Kronologi dan Dampak Kasus Keracunan
Dalam beberapa kasus keracunan massal MBG, siswa mengalami keluhan seperti mual, muntah, diare, dan lemas. Pihak sekolah dan dinas kesehatan setempat bergerak cepat dengan memberikan penanganan medis kepada siswa yang terdampak serta melakukan investigasi penyebab keracunan. Dari insiden-insiden tersebut, beberapa murid harus menjalani perawatan di fasilitas kesehatan sementara sebagian lainnya cukup melalui observasi ringan di sekolah.
Langkah-langkah Pencegahan dan Evaluasi Program
Evaluasi menyeluruh menjadi keharusan demi memperbaiki sistem MBG. DPR meminta agar adanya pendataan lebih instan dan responsif ketika terjadi insiden, termasuk pendokumentasian kronologi, jumlah korban, serta jenis makanan yang diduga jadi penyebab. Selain itu, meminta dibuatnya protokol keamanan pangan khusus program MBG serta ketersediaan pos pengaduan dan respons darurat di setiap sekolah penerima MBG.

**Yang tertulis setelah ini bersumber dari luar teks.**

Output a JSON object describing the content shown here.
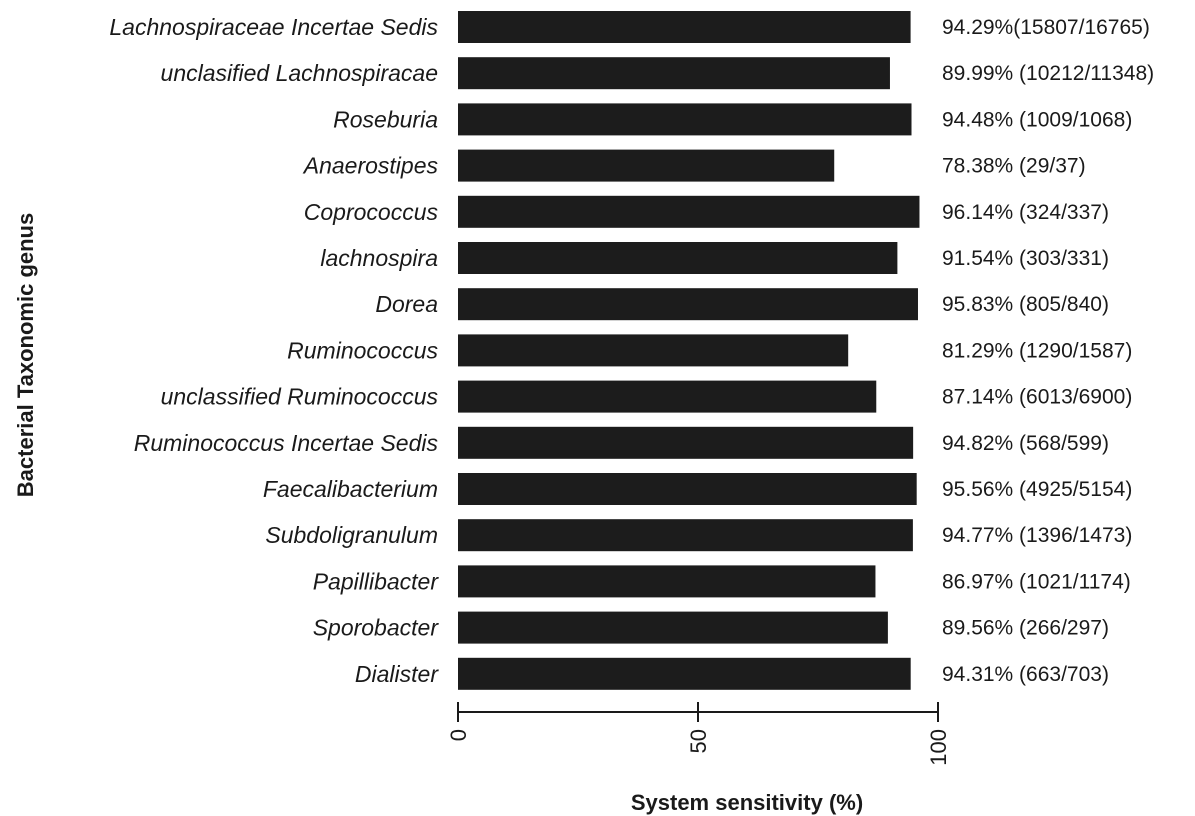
{
  "chart_data": {
    "type": "bar",
    "orientation": "horizontal",
    "title": "",
    "xlabel": "System sensitivity (%)",
    "ylabel": "Bacterial Taxonomic genus",
    "xlim": [
      0,
      100
    ],
    "xticks": [
      "0",
      "50",
      "100"
    ],
    "grid": false,
    "categories": [
      "Lachnospiraceae Incertae Sedis",
      "unclasified Lachnospiracae",
      "Roseburia",
      "Anaerostipes",
      "Coprococcus",
      "lachnospira",
      "Dorea",
      "Ruminococcus",
      "unclassified Ruminococcus",
      "Ruminococcus Incertae Sedis",
      "Faecalibacterium",
      "Subdoligranulum",
      "Papillibacter",
      "Sporobacter",
      "Dialister"
    ],
    "values": [
      94.29,
      89.99,
      94.48,
      78.38,
      96.14,
      91.54,
      95.83,
      81.29,
      87.14,
      94.82,
      95.56,
      94.77,
      86.97,
      89.56,
      94.31
    ],
    "data_labels": [
      "94.29%(15807/16765)",
      "89.99% (10212/11348)",
      "94.48% (1009/1068)",
      "78.38% (29/37)",
      "96.14% (324/337)",
      "91.54% (303/331)",
      "95.83% (805/840)",
      "81.29% (1290/1587)",
      "87.14% (6013/6900)",
      "94.82% (568/599)",
      "95.56% (4925/5154)",
      "94.77% (1396/1473)",
      "86.97% (1021/1174)",
      "89.56% (266/297)",
      "94.31% (663/703)"
    ],
    "bar_color": "#1c1c1c"
  }
}
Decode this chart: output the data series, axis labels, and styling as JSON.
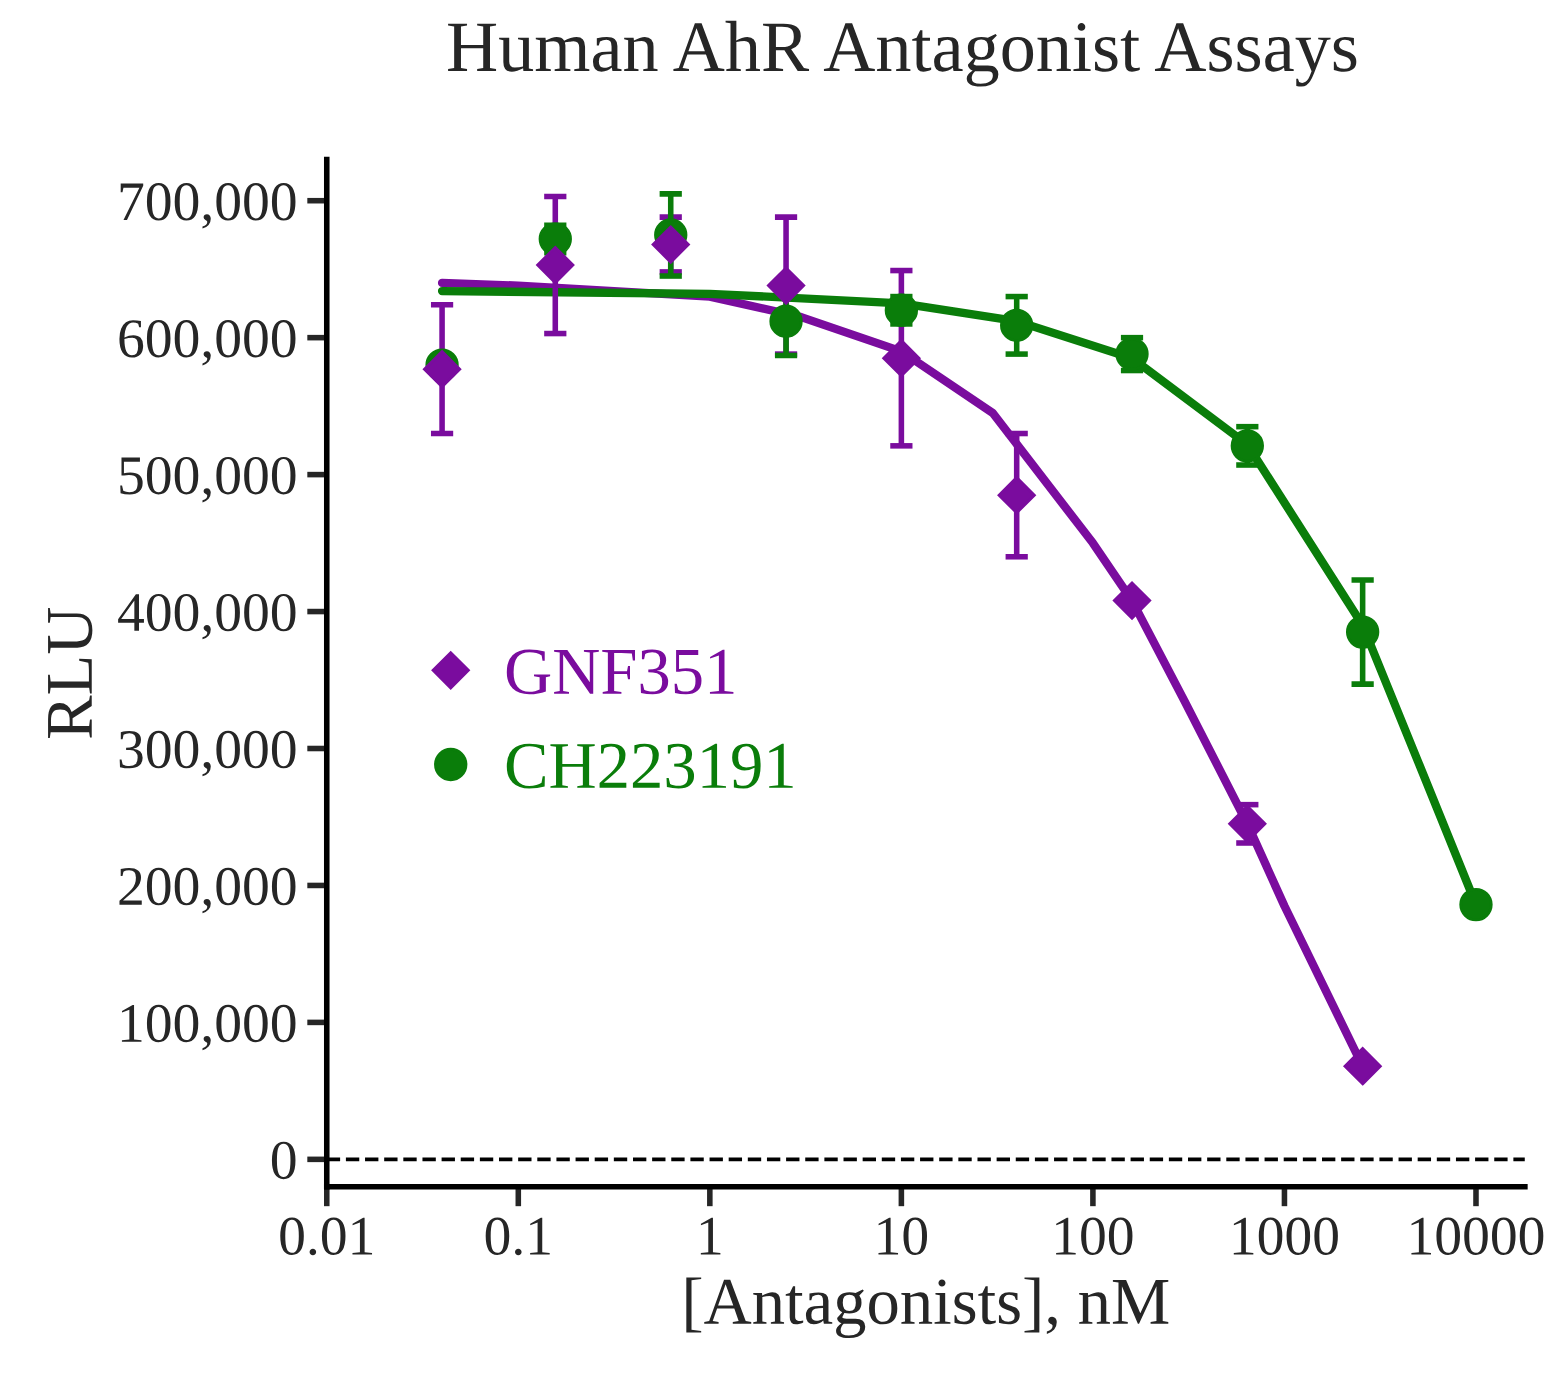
{
  "chart_data": {
    "type": "scatter",
    "title": "Human AhR Antagonist Assays",
    "xlabel": "[Antagonists], nM",
    "ylabel": "RLU",
    "log": "x",
    "xlim": [
      0.01,
      18000
    ],
    "xticks": [
      {
        "value": 0.01,
        "label": "0.01"
      },
      {
        "value": 0.1,
        "label": "0.1"
      },
      {
        "value": 1,
        "label": "1"
      },
      {
        "value": 10,
        "label": "10"
      },
      {
        "value": 100,
        "label": "100"
      },
      {
        "value": 1000,
        "label": "1000"
      },
      {
        "value": 10000,
        "label": "10000"
      }
    ],
    "ylim": [
      -20000,
      730000
    ],
    "yticks": [
      {
        "value": 0,
        "label": "0"
      },
      {
        "value": 100000,
        "label": "100,000"
      },
      {
        "value": 200000,
        "label": "200,000"
      },
      {
        "value": 300000,
        "label": "300,000"
      },
      {
        "value": 400000,
        "label": "400,000"
      },
      {
        "value": 500000,
        "label": "500,000"
      },
      {
        "value": 600000,
        "label": "600,000"
      },
      {
        "value": 700000,
        "label": "700,000"
      }
    ],
    "grid": false,
    "legend": "left",
    "ref_lines": [
      {
        "axis": "y",
        "value": 0,
        "line_style": "dashed",
        "color": "#000000"
      }
    ],
    "series": [
      {
        "type": "line",
        "color": "#7a0c9e",
        "marker": "none",
        "x": [
          0.04,
          0.1,
          1,
          3,
          10,
          30,
          100,
          160,
          300,
          640,
          1000,
          2560
        ],
        "values": [
          640000,
          638000,
          630000,
          615000,
          590000,
          545000,
          450000,
          408000,
          335000,
          245000,
          185000,
          68000
        ]
      },
      {
        "type": "line",
        "color": "#0a7d0a",
        "marker": "none",
        "x": [
          0.04,
          1,
          10,
          40,
          160,
          640,
          2560,
          5000,
          10000
        ],
        "values": [
          634000,
          632000,
          625000,
          612000,
          585000,
          522000,
          390000,
          290000,
          186000
        ]
      },
      {
        "name": "GNF351",
        "marker": "diamond",
        "color": "#7a0c9e",
        "x": [
          0.04,
          0.156,
          0.625,
          2.5,
          10,
          40,
          160,
          640,
          2560
        ],
        "values": [
          577000,
          653000,
          668000,
          638000,
          585000,
          485000,
          408000,
          245000,
          68000
        ],
        "errors": [
          47000,
          50000,
          20000,
          50000,
          64000,
          45000,
          null,
          14000,
          null
        ]
      },
      {
        "name": "CH223191",
        "marker": "circle",
        "color": "#0a7d0a",
        "x": [
          0.04,
          0.156,
          0.625,
          2.5,
          10,
          40,
          160,
          640,
          2560,
          10000
        ],
        "values": [
          580000,
          672000,
          675000,
          612000,
          620000,
          609000,
          588000,
          521000,
          385000,
          186000
        ],
        "errors": [
          null,
          10000,
          30000,
          25000,
          10000,
          21000,
          12000,
          14000,
          38000,
          null
        ]
      }
    ]
  }
}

- Melakukan audit rutin terhadap penyedia makanan MBG
- Meningkatkan pelatihan dan sertifikasi keamanan pangan untuk penyedia dan petugas sekolah
- Mendirikan tim pengawasan terpadu lintas sektor
Respons Pemerintah
Pemerintah pusat melalui instansi terkait juga menyampaikan komitmennya untuk mengusut dan membenahi sistem MBG agar aman dikonsumsi siswa. Kemendikbudristek dan BGN bersinergi melakukan investigasi terhadap setiap kasus yang muncul, serta memperbaiki alur logistik dan standar layanan makanan gratis di sekolah.
Kerjasama Semua Pihak
Mengatasi persoalan keracunan MBG memerlukan kerja sama antara pemerintah, sekolah, penyedia makanan, orang tua, hingga siswa itu sendiri. Penegakan aturan dan sanksi tegas bagi pelanggar standar keamanan pangan juga tak bisa dikesampingkan demi perlindungan anak di lingkungan pendidikan.

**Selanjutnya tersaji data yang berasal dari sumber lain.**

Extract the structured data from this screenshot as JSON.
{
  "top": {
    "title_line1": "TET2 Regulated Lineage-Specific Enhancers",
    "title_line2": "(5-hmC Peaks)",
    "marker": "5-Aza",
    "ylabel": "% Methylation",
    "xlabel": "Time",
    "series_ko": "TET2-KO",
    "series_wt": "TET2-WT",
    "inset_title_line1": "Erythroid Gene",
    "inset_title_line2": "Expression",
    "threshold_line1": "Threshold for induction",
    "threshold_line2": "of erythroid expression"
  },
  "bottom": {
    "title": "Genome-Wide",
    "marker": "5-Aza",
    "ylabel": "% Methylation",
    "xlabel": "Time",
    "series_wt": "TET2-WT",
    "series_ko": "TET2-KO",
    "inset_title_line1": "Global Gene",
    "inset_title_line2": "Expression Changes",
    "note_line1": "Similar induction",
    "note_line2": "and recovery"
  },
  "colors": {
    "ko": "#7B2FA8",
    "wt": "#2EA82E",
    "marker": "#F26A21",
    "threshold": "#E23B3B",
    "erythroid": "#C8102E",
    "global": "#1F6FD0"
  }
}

Harapan untuk Program MBG ke Depan
DPR berharap evaluasi dan perbaikan sistem MBG dapat mengembalikan kepercayaan publik terhadap program ini. Keamanan, kualitas, dan manfaat MBG seharusnya tetap menjadi prioritas tanpa mengurangi substansi tujuan awal, yakni peningkatan kesehatan dan mutu pendidikan siswa Indonesia.
Pada akhirnya, upaya pencegahan, pengawasan ketat, dan penanganan cepat menjadi kunci utama agar kasus keracunan massal MBG tidak terulang serta menjaga hak anak-anak memperoleh makanan sehat di lingkungan sekolah.